Indeed, why go to a bank or VC to finance a company, when one can issue an equity or debt tokens and directly sell it to individual investors? Today, companies looking for financing are left with two unsavory options: either stay private and only access a very limited pool of capital (say HNWIs, Angels or VCs), or go down the IPO route and get fleeced by investment banks, exchanges and audit firms in the process.

The issuance of cryptosecurities is fast emerging as a much-needed alternative to finance companies. In Switzerland for example, companies can already, under certain conditions, issue their own equity tokens, which will provide investors with a revenue sharing and voting right. Such tokens are built on top of the Ethereum blockchain, effectively outsourcing the tasks of maintaining the ownership of tokens or process transaction to an established blockchain. So, it’s like doing an IPO and be listed, but without the having to pay for punitive investment bank or exchanges fees. Quite exciting, right?

We postulate that, as the blockchain ecosystem matures, the issuance of cryptosecurities, in particular equity tokens, will become mainstream in 2018, at least in blockchain-friendly geographies such as Switzerland.

Startups will start issuing them at scale to finance their operations and use them to build a community of users-investors. Even mature companies, not willing (or too small) to pay mind-blowing IPO fees will start issuing their own equity tokens to raise funds. The average investor will get a better deal, and crucially a bigger bang on their buck, compared with buying shares listed on exchanges.

At Token Estate, we’re busy applying equity tokens to one of the biggest asset classes of all: Real Estate. Today, investors do not get as much as they should from their investment dollars in Real Estate. And minimal tickets to invest in Real Estate are too high. So, we’re busy developing a blockchain-based open standard, the Real Estate Token, which will be supported by a web and mobile platform: the Token Estate Marketplace. Real Estate tokens will give their owners a revenue right and a voting right, and cost much less in transaction fees than regular shares.

A Real Estate investment is not something special, in fact it is a commodity. A trial and tested way to preserve’s one wealth in one of the most stable asset class out there. We believe that investors should access it easily and on the cheap, that is on their mobile phone, with no minimal tickets and low transaction fees.

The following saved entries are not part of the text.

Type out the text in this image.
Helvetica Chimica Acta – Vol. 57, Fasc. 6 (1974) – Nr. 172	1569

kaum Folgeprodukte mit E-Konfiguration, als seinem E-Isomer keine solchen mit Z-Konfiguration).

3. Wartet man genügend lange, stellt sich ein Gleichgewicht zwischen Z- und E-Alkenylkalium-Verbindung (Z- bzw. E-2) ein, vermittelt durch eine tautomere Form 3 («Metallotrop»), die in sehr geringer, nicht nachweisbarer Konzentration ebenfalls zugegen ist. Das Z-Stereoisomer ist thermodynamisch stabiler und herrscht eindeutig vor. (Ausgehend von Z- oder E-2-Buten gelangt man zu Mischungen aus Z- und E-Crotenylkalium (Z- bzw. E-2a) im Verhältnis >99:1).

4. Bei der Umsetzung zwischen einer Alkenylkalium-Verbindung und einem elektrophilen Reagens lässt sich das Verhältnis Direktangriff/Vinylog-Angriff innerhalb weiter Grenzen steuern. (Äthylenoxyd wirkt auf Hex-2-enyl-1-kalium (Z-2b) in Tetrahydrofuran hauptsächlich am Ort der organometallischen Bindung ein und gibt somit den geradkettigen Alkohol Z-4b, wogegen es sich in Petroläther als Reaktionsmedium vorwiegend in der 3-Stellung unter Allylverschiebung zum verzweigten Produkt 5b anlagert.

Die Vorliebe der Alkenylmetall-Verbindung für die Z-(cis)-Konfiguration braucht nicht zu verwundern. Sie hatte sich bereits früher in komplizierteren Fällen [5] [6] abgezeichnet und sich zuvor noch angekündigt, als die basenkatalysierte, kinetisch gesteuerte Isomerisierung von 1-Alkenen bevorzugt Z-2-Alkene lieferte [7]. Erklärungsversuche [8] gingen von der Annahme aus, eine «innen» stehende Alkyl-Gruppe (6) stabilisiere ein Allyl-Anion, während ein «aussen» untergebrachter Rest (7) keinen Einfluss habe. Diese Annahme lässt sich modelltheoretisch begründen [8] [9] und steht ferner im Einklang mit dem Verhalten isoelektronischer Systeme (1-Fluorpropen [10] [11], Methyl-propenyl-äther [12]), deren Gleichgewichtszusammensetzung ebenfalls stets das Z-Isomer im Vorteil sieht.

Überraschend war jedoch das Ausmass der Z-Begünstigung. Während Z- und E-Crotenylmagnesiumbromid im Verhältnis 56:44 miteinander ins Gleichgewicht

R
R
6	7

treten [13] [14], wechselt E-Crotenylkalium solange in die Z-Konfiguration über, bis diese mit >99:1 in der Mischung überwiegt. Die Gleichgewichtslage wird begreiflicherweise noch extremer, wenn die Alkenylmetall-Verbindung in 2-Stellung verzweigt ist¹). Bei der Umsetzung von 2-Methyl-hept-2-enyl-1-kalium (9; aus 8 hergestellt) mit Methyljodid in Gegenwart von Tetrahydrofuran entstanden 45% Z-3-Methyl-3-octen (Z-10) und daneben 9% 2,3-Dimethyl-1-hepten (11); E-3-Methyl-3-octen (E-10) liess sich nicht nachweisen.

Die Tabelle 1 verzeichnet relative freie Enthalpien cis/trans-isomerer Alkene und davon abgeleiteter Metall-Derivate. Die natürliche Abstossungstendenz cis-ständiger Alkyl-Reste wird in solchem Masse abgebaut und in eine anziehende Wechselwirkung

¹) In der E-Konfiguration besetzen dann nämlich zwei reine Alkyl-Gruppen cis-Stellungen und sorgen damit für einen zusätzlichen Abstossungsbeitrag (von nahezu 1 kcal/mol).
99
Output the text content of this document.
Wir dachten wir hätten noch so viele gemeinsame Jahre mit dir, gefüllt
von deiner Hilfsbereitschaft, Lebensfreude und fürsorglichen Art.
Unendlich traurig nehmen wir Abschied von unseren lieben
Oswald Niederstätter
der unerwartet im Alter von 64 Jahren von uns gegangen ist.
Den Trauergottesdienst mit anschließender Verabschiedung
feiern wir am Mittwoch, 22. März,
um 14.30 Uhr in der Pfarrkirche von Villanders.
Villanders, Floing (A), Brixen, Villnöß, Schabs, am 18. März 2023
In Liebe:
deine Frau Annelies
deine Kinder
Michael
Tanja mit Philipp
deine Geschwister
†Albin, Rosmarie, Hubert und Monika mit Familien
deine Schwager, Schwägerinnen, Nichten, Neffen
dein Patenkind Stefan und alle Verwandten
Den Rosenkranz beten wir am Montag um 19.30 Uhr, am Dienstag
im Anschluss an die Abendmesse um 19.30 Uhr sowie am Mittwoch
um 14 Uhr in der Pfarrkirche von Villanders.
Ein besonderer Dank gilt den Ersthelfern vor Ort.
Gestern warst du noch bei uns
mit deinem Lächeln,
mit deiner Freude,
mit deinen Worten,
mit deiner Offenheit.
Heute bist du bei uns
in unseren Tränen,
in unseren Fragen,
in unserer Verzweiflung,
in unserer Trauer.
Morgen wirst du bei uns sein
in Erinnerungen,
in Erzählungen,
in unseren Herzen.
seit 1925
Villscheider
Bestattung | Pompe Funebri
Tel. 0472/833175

We want Real Estate Tokens to be the investment vehicle of choice to get exposure to Real Estate, from financially sophisticated players to the unbanked in emerging nations.

Coincidentally, by issuing Real Estate backed equity tokens, we will contribute to create one of the most predictable and stable blockchain-based assets out there. If this year’s Bitcoin rise and recent crash is of any value, it teaches us that yeah, people love cryptocurrencies, but they will now need safe stores of value which will do a proper job of preserving wealth over the long term.

The emergence of cryptosecurities, and their associated legal, technical and commercial ecosystem, will the exciting story to follow in 2018.